Non è solo una sentenza civile che riconosce, a sette anni di distanza, la responsabilità di una casa di riposo nei danni riportati da un’anziana caduta dal letto con sponde abbassate. E’ una sentenza che, in un suo passaggio, ricorda le cautele suggerite dalle linee guida per una corretta assistenza di persone non autosufficienti. E in un momento di crisi di organico di molte strutture, diventano un forte argomento di riflessione complessiva.
La vicenda è quella che ha avuto come involontaria protagonista Natalina Bigi, un’anziana di Chivasso, 88enne all’epoca della caduta, ricoverata alla casa di riposo di Tonengo.
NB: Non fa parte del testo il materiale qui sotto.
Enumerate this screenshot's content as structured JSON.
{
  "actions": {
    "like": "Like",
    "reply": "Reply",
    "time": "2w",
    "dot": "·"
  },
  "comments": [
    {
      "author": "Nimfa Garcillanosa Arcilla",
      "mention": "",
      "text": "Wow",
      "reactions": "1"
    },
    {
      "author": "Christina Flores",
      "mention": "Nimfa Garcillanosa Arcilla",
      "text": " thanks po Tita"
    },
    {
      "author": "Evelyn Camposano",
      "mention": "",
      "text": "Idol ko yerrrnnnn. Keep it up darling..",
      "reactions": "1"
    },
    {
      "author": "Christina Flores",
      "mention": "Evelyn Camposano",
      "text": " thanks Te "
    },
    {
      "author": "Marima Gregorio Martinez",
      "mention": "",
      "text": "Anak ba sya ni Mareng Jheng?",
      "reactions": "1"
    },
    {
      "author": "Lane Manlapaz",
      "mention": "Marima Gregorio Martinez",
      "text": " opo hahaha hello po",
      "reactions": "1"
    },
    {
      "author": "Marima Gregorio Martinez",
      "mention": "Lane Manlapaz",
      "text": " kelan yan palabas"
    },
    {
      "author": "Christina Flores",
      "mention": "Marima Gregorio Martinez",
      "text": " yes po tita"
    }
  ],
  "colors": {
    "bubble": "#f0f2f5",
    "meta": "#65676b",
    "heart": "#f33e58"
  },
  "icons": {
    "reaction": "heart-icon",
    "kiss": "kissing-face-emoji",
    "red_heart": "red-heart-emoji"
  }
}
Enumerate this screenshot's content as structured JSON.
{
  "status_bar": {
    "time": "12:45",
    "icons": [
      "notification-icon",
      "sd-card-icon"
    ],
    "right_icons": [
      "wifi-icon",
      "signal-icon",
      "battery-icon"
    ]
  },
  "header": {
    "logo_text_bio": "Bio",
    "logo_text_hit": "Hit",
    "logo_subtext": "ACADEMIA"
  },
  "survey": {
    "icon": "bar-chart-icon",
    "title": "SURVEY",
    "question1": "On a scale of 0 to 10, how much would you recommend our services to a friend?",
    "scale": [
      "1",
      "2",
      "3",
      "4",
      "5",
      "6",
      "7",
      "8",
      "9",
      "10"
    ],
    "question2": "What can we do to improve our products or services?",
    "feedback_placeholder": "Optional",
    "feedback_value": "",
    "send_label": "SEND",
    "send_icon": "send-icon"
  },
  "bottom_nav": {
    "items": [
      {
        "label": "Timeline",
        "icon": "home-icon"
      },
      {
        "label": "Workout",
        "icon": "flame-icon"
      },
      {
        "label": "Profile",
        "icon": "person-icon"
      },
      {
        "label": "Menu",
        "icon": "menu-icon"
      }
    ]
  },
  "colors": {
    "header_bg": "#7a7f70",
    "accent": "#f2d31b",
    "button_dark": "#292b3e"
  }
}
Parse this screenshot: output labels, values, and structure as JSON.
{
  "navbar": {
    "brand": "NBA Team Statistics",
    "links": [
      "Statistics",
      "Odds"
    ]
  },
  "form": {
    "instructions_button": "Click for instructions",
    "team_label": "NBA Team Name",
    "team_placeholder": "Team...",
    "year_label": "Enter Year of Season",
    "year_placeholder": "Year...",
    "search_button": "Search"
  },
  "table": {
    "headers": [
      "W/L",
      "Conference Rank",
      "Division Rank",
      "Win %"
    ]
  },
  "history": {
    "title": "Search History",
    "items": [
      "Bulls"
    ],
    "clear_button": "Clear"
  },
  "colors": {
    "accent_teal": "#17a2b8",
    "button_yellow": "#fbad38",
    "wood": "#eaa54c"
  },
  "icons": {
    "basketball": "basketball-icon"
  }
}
Nel luglio del 2018, mentre una Oss la stava mettendo a letto, è avvenuto l’incidente. L’operatrice stessa ha raccontato come sono andate le cose ammettendo la sua responsabilità: aveva trasferito la donna dalla sedia a rotelle al letto con l’aiuto del sollevatore poi si era girata per prendere sul comodino le manopole e la brocca dell’acqua per lavarla. Non aveva ancora tirato su la sponda del letto e l’anziana era finita a terra, riportando fratture al viso e ad un ginocchio oltre ad ematomi diffusi.
Venne portata in Pronto Soccorso solo diverse ore dopo, a seguito dei suoi lamenti per il dolore.
Il figlio della donna, Giulio Mencarelli, aveva sporto denuncia ai carabinieri di Cocconato e in un primo tempo era stata indagata la Oss che si stava occupando dell’anziana quando è caduta.
Ma venne assolta per una questione puramente formale in quanto la querela presentata da Mencarelli non venne ritenuta valida perchè al momento della denuncia, non era ancora stato nominato legale rappresentante della madre ormai evidentemente non più in grado di provvedere ai propri interessi per il grave stato di infermità mentale da cui era affetta.
Assistito dall’avvocato Carlo Tabbia, il figlio ha allora tentato la “via civile” chiamando in causa la società Kos Care in quanto gestore della residenza Anni Azzurri di Tonengo all’epoca dei fatti.
Il giudice Carena ha ritenuto che la Kos Care sia civilmente responsabile di quella caduta perchè, si legge nella motivazione “Considerate le particolari condizioni di Natalina Bigi che presentava uno specifico rischio di caduta dal letto, la struttura sanitaria avrebbe dovuto prevedere la presenza di due operatori durante la fase di messa a letto e di pratica dell’igiene o, quantomeno, la sorveglianza continua della paziente con sollevamento della sponda del letto in tutti i momenti in cui tale sorveglianza non fosse garantita. E la presenza di un ulteriore operatore avrebbe consentito di esercitare una sorveglianza continua sulla paziente». Sottolineando anche che, pur con una sola operatrice Oss, come nel caso in specie, era dovere alzare la sponda anche solo per un breve attimo in cui la sorveglianza non fosse garantita.